Subarachnoid hemorrhage
A 2012 meta-analysis found that:
SSRI exposure is associated with an increased risk of intracerebral and intracranial hemorrhage, yet given the rarity of this event, absolute risks are likely to be very low.
The number needed to harm in this study was approximately 10000. Risks associated with SNRIs use are not well studied for subarachnoid hemorrhage.
Drug interactions that may increase the risk of bleeding with SSRIs and SNRIs
NSAIDs
The number needed to harm decreases sharply when NSAIDs are combined with SSRIs. One meta-analysis showed a number needed to harm of 106. The median time from starting an SSRI to GI bleed onset was 25 weeks.
Anti-platelets
A 2011 meta-analysis found that adding an SSRI to aspirin or aspirin plus clopidogrel (but not clopidogrel alone) increased the risk of hospital admission for GI bleeding. The increased risk was most pronounced when an SSRI was added to dual antiplatelet therapy, with a number needed to harm of 75.
Anti-thrombotics
A 2014 analysis of the AnTicoagulation and Risk factors In Atrial fibrillation (ATRIA) cohort of 13,559 adults with atrial fibrillation found that hemorrhage rates were higher during periods of SSRI exposure compared with periods on no antidepressants. The authors of this analysis concluded:
…SSRI exposure was associated with higher major hemorrhage risk in patients taking warfarin, and this risk should be considered when selecting antidepressant treatments in those patients.
Conclusion
Based on available data, the likelihood that an SSRI or SNRI will cause bleeding in any given patient is low, but statistically significant. However, no data is available to evaluate the effects of continuing or holding SSRIs and SNRIs in the setting of active bleeding. One retrospective study found that SSRI or SNRI use prior to ICU admission is associated with increased hospital mortality.

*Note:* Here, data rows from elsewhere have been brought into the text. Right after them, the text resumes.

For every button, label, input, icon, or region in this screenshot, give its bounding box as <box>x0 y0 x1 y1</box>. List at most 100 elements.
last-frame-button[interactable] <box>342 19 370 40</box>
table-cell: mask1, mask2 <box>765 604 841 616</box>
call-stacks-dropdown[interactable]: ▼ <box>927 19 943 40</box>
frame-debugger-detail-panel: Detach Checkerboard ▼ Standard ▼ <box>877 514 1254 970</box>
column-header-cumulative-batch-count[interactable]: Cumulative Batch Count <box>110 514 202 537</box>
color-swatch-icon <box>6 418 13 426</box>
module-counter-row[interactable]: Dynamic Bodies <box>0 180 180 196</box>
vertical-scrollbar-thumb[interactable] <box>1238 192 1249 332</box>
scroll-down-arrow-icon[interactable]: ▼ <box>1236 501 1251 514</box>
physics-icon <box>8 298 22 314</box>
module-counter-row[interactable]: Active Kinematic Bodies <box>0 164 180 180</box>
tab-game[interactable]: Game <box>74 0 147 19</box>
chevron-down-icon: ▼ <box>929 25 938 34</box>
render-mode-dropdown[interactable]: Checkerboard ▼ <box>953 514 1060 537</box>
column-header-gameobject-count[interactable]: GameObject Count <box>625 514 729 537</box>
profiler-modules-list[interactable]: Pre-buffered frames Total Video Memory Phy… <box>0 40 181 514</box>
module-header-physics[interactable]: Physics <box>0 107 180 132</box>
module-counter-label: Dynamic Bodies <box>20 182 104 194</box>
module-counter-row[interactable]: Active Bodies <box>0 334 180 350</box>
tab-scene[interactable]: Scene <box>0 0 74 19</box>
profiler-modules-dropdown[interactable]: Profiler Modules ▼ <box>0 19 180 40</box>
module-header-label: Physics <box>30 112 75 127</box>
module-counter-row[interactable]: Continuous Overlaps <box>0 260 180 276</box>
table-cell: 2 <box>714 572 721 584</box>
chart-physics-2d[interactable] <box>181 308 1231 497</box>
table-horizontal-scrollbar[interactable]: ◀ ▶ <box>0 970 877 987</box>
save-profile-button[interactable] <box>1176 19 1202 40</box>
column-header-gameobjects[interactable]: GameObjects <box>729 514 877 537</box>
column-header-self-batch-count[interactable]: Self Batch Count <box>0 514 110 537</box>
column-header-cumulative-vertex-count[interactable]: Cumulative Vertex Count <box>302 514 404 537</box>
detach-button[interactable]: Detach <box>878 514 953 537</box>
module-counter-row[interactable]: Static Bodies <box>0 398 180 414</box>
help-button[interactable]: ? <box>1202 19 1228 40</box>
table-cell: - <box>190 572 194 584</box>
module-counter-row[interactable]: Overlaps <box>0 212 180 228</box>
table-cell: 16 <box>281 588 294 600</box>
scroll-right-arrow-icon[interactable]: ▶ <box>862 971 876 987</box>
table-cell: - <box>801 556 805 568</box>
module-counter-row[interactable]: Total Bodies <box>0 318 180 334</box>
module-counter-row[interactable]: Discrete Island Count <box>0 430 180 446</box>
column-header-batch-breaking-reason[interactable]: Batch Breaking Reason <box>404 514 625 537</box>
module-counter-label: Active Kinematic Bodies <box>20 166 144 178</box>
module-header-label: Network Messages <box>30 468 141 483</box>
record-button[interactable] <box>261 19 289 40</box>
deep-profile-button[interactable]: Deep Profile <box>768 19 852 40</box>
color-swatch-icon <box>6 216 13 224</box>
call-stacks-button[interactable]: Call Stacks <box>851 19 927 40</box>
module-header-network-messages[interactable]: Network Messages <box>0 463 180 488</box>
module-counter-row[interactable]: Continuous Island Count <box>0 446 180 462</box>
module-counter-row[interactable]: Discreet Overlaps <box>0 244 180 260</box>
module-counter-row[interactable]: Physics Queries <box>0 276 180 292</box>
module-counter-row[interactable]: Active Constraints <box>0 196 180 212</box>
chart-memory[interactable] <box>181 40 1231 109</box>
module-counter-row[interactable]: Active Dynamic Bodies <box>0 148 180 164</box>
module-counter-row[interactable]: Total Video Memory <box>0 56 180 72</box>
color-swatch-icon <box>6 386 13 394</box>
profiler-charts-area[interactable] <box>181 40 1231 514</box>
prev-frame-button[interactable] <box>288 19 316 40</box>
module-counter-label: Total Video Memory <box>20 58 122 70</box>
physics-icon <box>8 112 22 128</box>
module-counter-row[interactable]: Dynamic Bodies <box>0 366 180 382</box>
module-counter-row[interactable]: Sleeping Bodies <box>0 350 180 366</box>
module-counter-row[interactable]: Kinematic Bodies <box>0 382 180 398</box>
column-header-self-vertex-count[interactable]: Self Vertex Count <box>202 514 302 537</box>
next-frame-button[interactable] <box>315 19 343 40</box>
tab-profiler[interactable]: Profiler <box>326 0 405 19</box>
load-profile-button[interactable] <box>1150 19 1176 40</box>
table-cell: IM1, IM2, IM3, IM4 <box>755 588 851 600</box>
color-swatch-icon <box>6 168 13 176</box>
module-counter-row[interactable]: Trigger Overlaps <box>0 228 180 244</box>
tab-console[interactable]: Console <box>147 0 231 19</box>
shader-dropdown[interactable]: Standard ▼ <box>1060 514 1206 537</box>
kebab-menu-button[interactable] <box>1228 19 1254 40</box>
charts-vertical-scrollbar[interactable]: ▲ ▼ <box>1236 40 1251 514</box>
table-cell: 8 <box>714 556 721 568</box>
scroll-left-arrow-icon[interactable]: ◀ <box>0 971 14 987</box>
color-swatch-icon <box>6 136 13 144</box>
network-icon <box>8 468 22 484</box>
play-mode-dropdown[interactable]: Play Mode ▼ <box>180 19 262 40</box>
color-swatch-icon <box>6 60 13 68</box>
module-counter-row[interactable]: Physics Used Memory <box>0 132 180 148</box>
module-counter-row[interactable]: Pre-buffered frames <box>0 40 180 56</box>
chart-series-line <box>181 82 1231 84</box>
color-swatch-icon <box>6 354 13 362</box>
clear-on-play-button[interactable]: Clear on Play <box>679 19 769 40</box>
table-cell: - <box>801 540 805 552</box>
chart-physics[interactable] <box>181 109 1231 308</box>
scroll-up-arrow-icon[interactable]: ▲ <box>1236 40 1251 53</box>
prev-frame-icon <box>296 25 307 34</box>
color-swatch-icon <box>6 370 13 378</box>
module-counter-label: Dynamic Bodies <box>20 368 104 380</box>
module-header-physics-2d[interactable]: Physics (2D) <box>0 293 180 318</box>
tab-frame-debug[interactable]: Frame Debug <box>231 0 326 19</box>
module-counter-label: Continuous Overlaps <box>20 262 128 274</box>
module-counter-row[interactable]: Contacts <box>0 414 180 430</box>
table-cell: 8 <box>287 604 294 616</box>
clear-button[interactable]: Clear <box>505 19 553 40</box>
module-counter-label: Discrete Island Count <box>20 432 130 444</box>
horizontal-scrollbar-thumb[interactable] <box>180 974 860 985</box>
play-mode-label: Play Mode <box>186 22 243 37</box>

Because of the known effects of SSRIs on platelet aggregation, and the association of SSRIs and SNRIs with bleeding, I believe it is prudent to temporarily hold SSRIs and SNRIs in patients who are actively bleeding. To minimize the chance of withdrawal symptoms, the SSRI or SNRI can be resumed after bleeding stops, as long as the SSRI or SNRI was not implicated as a cause of bleeding.
If you like this post, check out my book – A Pharmacist’s Guide to Inpatient Medical Emergencies: How to respond to code blue, rapid response calls, and other medical emergencies.
Greg says
Given the urgency with which active bleeding needs to be dealt with and relatively long half of most SSRIs I don’t think witholding a dose or two is worthwhile.
Pharmacy Joe says
It is an interesting area for study…check out this case (https://www.ncbi.nlm.nih.gov/pubmed/1482806) where 2 days after stopping fluoxetine (SSRI with longest half-life) platelet function normalized.
michelle Daryanani says
Thanks joe, Great post! Prior Antipsychotics use are becoming prevalent to patients admitted into the icu. There should be more discussions about their management in the critical setting.